Cohesion, that sense of smooth flow from one part of a text to the next, is an essential feature of effective academic writing in English. There are a number of ways to create cohesion in your own writing.
Cohesion is generally created on the higher-order level, by structuring a text to follow a logical sequence in which arguments follow one another in the sense of building upon the last. Depending on their content and focus, essays or research papers may follow a chronological, geographical, or other clear order. However, language usage can either obstruct or build cohesion within a text as well. Clearly, the aim is to create cohesion, as it is important to the reader of English-language texts who seeks a smooth, easily understood paper.
One of the most obvious and straightforward ways is to employ those classic cohesive devices called linking phrases or connectors. Several things are essential in using them in your writing. The first is to understand exactly what they mean and how to use them correctly, so that they become smooth riverbanks rather than rocky rapids. You can get a first idea of the meanings of certain such linkers with this exercise.

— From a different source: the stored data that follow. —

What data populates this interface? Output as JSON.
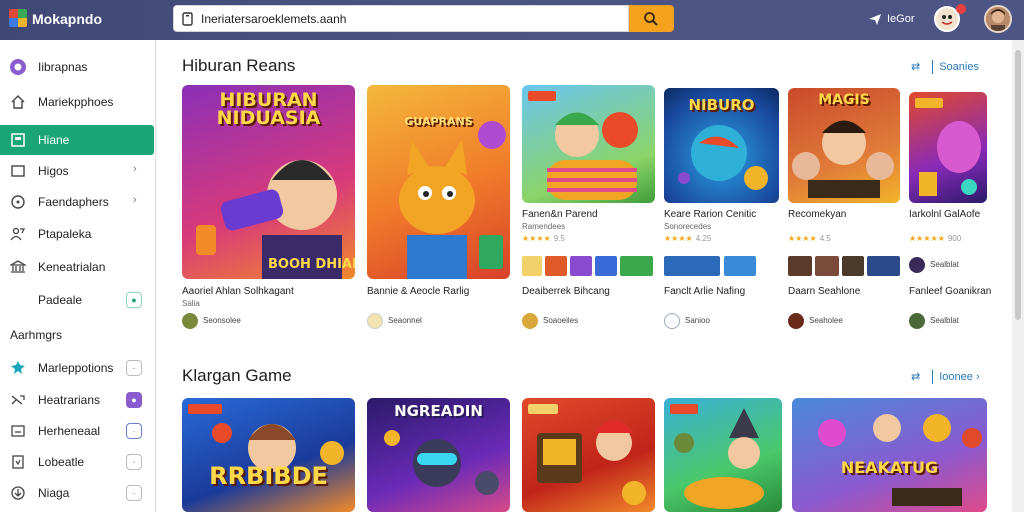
{
  "app": {
    "title": "Mokapndo"
  },
  "search": {
    "value": "Ineriatersaroeklemets.aanh"
  },
  "topbar": {
    "right_label": "IeGor"
  },
  "sidebar": {
    "items": [
      {
        "label": "Iibrapnas",
        "icon": "circle-logo-icon"
      },
      {
        "label": "Mariekpphoes",
        "icon": "home-icon"
      },
      {
        "label": "Hiane",
        "icon": "grid-icon"
      },
      {
        "label": "Higos",
        "icon": "square-icon"
      },
      {
        "label": "Faendaphers",
        "icon": "compass-icon"
      },
      {
        "label": "Ptapaleka",
        "icon": "people-icon"
      },
      {
        "label": "Keneatrialan",
        "icon": "bank-icon"
      },
      {
        "label": "Padeale",
        "icon": "blank-icon"
      }
    ],
    "heading": "Aarhmgrs",
    "items2": [
      {
        "label": "Marleppotions",
        "icon": "puzzle-icon"
      },
      {
        "label": "Heatrarians",
        "icon": "swap-icon"
      },
      {
        "label": "Herheneaal",
        "icon": "window-icon"
      },
      {
        "label": "Lobeatle",
        "icon": "phone-icon"
      },
      {
        "label": "Niaga",
        "icon": "download-icon"
      }
    ]
  },
  "section1": {
    "title": "Hiburan Reans",
    "action": "Soanies",
    "cards": [
      {
        "caption": "HIBURAN NIDUASIA",
        "title": "Aaoriel Ahlan Solhkagant",
        "sub": "Salia",
        "dev": "Seonsolee"
      },
      {
        "caption": "GUAPRANS",
        "title": "Bannie & Aeocle Rarlig",
        "sub": "",
        "dev": "Seaonnel"
      },
      {
        "caption": "",
        "title": "Fanen&n Parend",
        "sub": "Ramendees",
        "stars": "★★★★",
        "rating": "9.5",
        "title2": "Deaiberrek Bihcang",
        "dev": "Soaoeiles"
      },
      {
        "caption": "NIBURO",
        "title": "Keare Rarion Cenitic",
        "sub": "Sonorecedes",
        "stars": "★★★★",
        "rating": "4.25",
        "title2": "Fanclt Arlie Nafing",
        "dev": "Sanioo"
      },
      {
        "caption": "MAGIS",
        "title": "Recomekyan",
        "sub": "",
        "stars": "★★★★",
        "rating": "4.5",
        "title2": "Daarn Seahlone",
        "dev": "Seaholee"
      },
      {
        "caption": "",
        "title": "Iarkolnl GalAofe",
        "sub": "",
        "stars": "★★★★★",
        "rating": "900",
        "title2": "Fanleef Goanikran",
        "dev": "Sealblat"
      }
    ]
  },
  "section2": {
    "title": "Klargan Game",
    "action": "Ioonee",
    "cards": [
      {
        "caption": "RRBIBDE"
      },
      {
        "caption": "NGREADIN"
      },
      {
        "caption": ""
      },
      {
        "caption": ""
      },
      {
        "caption": "NEAKATUG"
      }
    ]
  }
}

An essential part of using these expressions correctly is knowing the syntactic patterns they follow. Here is another exercise, with which you can see exactly how such phrases and words are correctly integrated into a text.
Cohesion also results from the effective use of pronouns and other referential phrases. Have a look at this exercise to see how they look in a passage, and identify the kinds of referential phrases you have just found. The passive voice can help you to create cohesion by picking up on the information given earlier in the text. Here is a fun and easy explanation of how the passive is used.
To summarize, cohesion can be contributed to by the conscious employment of a few very simple principles. These principles will remind you to keep your language clear and simple. In fact, if these are used with care, they can make the use of linking phrases superfluous.